From TechNet: "The intent of this policy is to provide support for applications which use protocols that require knowledge of the user password for authentication purposes. Storing passwords using reversible encryption is essentially the same as storing clear-text versions of the passwords. For this reason, this policy should never be enabled unless application requirements outweigh the need to protect password information."

2) Fine-Grained Password Policies:

Check here for how to view a Resultant PSO for a User or a Global Security Group.

From TechNet: "You can use fine-grained password policies to specify multiple password policies within a single domain. You can use fine-grained password policies to apply different restrictions for password and account lockout policies to different sets of users in a domain."

3) On the domain user object account options:

"Store password using reversible encryption"

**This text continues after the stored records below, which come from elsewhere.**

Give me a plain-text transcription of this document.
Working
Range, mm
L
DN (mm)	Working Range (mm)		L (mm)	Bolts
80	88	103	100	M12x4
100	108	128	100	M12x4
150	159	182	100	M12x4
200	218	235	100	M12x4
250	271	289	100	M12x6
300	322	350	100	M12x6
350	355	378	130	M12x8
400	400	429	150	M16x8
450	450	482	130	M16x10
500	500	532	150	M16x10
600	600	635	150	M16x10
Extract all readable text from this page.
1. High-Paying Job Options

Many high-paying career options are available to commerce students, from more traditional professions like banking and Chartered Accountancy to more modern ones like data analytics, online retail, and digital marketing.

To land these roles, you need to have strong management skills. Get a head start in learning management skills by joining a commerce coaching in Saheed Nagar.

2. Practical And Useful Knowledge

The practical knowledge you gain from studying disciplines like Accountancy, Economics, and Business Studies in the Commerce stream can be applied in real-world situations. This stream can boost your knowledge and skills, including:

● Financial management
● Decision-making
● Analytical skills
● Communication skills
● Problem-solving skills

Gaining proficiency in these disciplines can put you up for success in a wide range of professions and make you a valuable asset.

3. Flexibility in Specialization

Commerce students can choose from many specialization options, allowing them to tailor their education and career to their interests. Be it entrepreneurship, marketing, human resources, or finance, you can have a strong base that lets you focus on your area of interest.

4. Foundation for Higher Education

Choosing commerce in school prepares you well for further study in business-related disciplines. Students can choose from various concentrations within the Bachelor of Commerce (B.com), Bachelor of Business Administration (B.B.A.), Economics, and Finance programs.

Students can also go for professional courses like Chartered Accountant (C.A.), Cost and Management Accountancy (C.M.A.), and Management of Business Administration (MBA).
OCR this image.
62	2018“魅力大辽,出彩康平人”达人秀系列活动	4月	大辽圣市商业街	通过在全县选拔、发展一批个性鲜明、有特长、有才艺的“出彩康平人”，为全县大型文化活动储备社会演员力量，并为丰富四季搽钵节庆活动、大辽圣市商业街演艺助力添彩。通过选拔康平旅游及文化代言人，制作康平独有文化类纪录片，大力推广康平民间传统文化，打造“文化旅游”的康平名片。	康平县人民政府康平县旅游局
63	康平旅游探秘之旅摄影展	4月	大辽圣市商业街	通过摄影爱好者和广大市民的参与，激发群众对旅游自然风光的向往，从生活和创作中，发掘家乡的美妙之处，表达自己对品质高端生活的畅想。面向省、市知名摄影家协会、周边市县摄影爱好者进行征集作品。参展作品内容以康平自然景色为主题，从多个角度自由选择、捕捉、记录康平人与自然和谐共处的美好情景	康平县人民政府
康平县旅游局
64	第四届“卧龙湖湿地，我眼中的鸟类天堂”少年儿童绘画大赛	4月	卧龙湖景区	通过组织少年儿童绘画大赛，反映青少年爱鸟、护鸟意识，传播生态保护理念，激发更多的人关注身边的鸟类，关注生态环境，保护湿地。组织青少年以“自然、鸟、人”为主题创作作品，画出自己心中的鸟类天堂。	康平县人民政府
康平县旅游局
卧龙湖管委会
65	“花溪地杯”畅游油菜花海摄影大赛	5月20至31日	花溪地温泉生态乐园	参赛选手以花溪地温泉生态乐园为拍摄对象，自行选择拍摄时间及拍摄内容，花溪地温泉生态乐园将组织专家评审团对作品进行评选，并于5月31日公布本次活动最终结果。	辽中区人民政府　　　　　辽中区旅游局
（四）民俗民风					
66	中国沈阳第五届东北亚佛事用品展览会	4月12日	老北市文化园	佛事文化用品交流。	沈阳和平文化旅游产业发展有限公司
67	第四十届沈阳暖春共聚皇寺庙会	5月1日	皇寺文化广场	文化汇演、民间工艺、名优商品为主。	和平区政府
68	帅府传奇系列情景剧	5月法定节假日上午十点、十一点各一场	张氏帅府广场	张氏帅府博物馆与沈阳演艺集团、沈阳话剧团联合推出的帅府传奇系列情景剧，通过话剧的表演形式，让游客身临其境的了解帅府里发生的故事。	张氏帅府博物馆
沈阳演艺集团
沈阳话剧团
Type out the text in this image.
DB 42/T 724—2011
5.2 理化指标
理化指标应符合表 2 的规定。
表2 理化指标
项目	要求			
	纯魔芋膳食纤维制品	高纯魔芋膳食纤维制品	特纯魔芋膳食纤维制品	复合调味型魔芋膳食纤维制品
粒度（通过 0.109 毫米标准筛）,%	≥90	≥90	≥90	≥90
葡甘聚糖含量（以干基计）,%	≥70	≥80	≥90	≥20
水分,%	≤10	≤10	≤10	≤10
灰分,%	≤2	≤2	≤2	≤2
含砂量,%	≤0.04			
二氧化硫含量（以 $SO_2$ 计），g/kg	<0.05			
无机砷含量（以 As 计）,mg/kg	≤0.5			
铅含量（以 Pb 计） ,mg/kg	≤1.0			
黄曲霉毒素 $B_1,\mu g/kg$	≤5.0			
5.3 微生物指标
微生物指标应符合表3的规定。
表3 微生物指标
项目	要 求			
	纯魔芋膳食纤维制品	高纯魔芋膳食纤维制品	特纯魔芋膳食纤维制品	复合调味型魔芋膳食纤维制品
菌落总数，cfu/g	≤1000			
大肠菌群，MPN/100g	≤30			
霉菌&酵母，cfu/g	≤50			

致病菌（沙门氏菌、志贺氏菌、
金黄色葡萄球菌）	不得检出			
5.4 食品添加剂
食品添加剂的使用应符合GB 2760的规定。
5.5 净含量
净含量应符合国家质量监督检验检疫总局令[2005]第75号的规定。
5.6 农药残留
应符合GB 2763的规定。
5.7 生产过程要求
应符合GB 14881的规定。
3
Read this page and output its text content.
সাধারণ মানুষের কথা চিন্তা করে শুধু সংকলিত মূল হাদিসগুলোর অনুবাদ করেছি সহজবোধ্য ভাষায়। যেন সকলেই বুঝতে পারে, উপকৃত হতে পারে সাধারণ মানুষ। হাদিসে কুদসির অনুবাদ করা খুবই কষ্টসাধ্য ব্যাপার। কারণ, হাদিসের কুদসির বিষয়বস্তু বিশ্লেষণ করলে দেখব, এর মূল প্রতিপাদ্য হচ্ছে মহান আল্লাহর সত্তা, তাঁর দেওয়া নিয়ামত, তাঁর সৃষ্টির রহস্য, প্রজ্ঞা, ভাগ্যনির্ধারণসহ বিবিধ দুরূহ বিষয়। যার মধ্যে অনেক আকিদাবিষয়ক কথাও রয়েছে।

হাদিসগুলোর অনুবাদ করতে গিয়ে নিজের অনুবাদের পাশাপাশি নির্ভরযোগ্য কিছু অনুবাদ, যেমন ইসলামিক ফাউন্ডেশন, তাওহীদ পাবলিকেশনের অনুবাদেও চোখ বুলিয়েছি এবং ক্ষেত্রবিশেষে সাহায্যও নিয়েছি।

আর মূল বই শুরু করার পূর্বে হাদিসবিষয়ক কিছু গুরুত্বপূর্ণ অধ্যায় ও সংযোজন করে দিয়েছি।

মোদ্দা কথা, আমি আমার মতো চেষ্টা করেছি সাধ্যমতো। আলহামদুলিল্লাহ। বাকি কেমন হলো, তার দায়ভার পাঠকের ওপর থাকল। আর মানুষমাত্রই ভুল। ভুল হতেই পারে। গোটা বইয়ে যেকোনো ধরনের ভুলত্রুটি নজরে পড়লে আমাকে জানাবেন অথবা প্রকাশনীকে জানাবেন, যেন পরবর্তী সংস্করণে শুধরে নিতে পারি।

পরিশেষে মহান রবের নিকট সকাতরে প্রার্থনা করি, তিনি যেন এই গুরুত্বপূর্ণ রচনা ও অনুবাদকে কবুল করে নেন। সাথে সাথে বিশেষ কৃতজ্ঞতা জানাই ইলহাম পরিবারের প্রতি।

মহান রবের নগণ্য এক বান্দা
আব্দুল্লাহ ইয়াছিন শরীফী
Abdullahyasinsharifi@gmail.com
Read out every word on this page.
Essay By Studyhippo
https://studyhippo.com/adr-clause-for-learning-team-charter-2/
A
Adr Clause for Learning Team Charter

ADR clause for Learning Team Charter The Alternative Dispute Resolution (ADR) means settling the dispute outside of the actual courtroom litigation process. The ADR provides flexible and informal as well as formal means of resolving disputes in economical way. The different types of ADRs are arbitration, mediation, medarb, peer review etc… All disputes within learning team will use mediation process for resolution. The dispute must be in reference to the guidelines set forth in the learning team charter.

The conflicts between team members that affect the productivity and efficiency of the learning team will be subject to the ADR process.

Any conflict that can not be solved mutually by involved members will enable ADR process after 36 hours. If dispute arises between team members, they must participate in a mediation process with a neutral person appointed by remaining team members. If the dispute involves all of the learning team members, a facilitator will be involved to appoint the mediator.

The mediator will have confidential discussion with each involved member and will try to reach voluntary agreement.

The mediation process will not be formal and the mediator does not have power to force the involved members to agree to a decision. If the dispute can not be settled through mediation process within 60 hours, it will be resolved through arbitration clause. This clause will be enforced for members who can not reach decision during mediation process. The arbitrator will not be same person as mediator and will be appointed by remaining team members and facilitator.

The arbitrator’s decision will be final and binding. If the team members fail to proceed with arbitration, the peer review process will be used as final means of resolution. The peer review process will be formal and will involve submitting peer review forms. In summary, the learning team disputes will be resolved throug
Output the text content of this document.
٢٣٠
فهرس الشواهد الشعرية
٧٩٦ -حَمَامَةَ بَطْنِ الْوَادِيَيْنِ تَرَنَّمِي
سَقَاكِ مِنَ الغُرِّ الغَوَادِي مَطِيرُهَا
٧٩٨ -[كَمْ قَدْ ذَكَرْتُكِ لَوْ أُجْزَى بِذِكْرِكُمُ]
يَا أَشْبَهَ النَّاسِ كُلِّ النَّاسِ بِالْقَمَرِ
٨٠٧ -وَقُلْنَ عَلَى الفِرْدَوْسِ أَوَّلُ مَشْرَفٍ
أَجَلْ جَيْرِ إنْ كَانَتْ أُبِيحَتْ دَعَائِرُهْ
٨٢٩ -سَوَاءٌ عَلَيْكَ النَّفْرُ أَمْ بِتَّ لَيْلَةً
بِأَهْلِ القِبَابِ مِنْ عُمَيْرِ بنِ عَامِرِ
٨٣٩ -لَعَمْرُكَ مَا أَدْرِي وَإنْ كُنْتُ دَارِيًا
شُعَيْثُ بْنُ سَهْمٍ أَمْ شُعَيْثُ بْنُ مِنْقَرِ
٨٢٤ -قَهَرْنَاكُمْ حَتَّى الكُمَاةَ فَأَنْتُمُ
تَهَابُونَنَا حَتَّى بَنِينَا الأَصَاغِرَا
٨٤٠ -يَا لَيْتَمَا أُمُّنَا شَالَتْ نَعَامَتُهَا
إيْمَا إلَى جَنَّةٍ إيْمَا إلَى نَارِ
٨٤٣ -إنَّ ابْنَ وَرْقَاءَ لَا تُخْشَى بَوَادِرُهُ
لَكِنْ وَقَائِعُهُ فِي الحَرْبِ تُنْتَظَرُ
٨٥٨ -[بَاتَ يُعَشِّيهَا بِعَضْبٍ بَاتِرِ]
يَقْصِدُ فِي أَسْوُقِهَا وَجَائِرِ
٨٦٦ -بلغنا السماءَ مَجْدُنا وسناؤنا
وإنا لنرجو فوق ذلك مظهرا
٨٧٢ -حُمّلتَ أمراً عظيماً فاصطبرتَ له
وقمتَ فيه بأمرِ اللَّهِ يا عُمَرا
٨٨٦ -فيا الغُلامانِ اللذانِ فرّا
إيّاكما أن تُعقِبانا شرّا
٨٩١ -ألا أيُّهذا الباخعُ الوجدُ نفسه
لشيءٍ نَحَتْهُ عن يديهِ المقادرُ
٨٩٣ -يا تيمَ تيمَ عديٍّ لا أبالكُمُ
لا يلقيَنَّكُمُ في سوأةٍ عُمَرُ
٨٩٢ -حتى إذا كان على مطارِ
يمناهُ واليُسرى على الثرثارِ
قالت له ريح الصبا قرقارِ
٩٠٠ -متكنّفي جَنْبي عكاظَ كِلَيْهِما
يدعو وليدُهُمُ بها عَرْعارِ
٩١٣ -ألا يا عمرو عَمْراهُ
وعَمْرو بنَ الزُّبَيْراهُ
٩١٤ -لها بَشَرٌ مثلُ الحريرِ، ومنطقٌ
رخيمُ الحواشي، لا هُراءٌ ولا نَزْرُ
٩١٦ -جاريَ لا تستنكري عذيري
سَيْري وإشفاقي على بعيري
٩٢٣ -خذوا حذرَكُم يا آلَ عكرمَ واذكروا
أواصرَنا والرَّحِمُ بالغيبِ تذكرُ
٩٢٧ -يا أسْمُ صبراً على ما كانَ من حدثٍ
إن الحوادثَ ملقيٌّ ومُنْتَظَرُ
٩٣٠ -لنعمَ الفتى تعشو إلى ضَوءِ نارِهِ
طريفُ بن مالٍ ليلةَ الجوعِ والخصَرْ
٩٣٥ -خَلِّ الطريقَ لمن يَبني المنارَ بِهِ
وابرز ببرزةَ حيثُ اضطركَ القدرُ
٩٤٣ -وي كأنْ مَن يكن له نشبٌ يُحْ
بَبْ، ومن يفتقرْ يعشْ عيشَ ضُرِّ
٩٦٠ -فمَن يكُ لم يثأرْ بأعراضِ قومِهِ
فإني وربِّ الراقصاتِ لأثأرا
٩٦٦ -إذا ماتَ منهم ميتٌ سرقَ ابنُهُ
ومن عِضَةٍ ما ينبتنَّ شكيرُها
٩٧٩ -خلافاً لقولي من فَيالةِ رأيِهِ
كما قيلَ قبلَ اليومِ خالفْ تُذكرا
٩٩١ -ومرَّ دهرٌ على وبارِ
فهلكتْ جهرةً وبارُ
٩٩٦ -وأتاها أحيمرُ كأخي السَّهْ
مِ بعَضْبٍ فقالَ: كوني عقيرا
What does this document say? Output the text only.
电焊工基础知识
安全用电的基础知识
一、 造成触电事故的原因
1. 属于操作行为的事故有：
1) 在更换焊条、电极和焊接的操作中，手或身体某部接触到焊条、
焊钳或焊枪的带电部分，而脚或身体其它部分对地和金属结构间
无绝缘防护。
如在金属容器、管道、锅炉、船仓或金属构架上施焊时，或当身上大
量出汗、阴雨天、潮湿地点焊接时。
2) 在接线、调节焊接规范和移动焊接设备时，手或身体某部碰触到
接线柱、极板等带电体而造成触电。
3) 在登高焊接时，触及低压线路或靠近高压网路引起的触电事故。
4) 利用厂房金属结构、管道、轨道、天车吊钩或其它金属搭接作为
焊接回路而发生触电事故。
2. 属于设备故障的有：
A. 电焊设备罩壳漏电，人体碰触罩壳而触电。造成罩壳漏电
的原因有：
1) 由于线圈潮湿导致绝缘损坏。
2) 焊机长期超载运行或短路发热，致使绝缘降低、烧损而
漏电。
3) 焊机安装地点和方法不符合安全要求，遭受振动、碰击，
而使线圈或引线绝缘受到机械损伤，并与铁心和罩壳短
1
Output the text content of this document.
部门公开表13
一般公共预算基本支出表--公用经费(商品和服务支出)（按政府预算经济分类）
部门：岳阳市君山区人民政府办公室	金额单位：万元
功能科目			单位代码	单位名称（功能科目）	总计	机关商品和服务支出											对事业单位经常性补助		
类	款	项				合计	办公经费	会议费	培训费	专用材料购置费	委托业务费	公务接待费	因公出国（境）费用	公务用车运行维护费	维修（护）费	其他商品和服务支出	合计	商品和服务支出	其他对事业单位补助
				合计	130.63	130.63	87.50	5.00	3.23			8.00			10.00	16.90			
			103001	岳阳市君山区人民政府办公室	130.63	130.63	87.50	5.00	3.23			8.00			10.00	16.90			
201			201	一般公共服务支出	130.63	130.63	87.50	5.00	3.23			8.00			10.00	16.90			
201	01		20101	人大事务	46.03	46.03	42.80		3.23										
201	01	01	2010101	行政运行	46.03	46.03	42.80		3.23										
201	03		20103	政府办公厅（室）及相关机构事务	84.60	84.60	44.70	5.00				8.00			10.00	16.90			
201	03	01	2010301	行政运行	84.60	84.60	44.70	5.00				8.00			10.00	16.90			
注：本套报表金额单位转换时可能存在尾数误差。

Use this PowerShell query to find users in your domain that are configured with the "Store password using reversible encryption" check box checked: Get-ADObject -LDAPFilter '(&(objectClass=user)(objectCategory=user)(userAccountControl:1.2.840.113556.1.4.803:=128))'

Here is another PowerShell method to identify domain accounts with reversible encryption enabled:

Get-ADUser -Filter 'AllowReversiblePasswordEncryption -eq "True"'

  • First, thank you for your response. Unfortunately it doesn't answer my question; it only shows clients that have the flag set on their account, not if they have a password (i.e., G$RADIUSCHAP and G$RADIUSCHAPKEY). Sometimes security is a tradeoff. With the choice of sending passwords in the clear over the wire (for proxy-authenticate basic) or having reversible passwords in the domain (in order to use proxy-authenticate digest), it's easier to secure the DC than all of the client connections. Clients don't directly hit the DC in this case and it's in an isolated network.
    – melds
    Jun 6, 2017 at 21:42
  • I only included the command to show users that have reversible encryption enabled so people could use it to detect which accounts need to be fixed. Do not for a second believe that by securing your DC you are somehow more protected. You must also secure every endpoint on your domain or someone is going to get in from one of those unsecured endpoints and move laterally through your network until they eventually elevate their access. If you allow even one of those endpoints access to the internet, your network is not "isolated".
    – twconnell
    Jun 7, 2017 at 15:22
  • When there are no nodes on the DC and it's only used for backend authentication, there are no endpoint to steal cache entries from. Your PowerShell doesn't work if reversible encryption is turned on domain-wide or via the OU. In fact it's an effective backdoor to enable at a higher level since it is not set on userAccountControl so searches like yours give the impression reversible encryption is disabled when it's not.
    – melds
    Jun 7, 2017 at 21:59
  • You're right, and that's why the policy for enabling reversible encryption is disabled by default and is a major finding in any domain security audit. The domain should also be monitored to ensure it isn't enabled at the user level. According to Microsoft, the supplementalCredentials attribute is a structured binary value that contains additional cryptographic forms of the cleartext password (and optionally the cleartext password itself) that are stored as property-value pairs. So having this attribute populated does not necessarily mean the user has the reversibly encrypted password stored.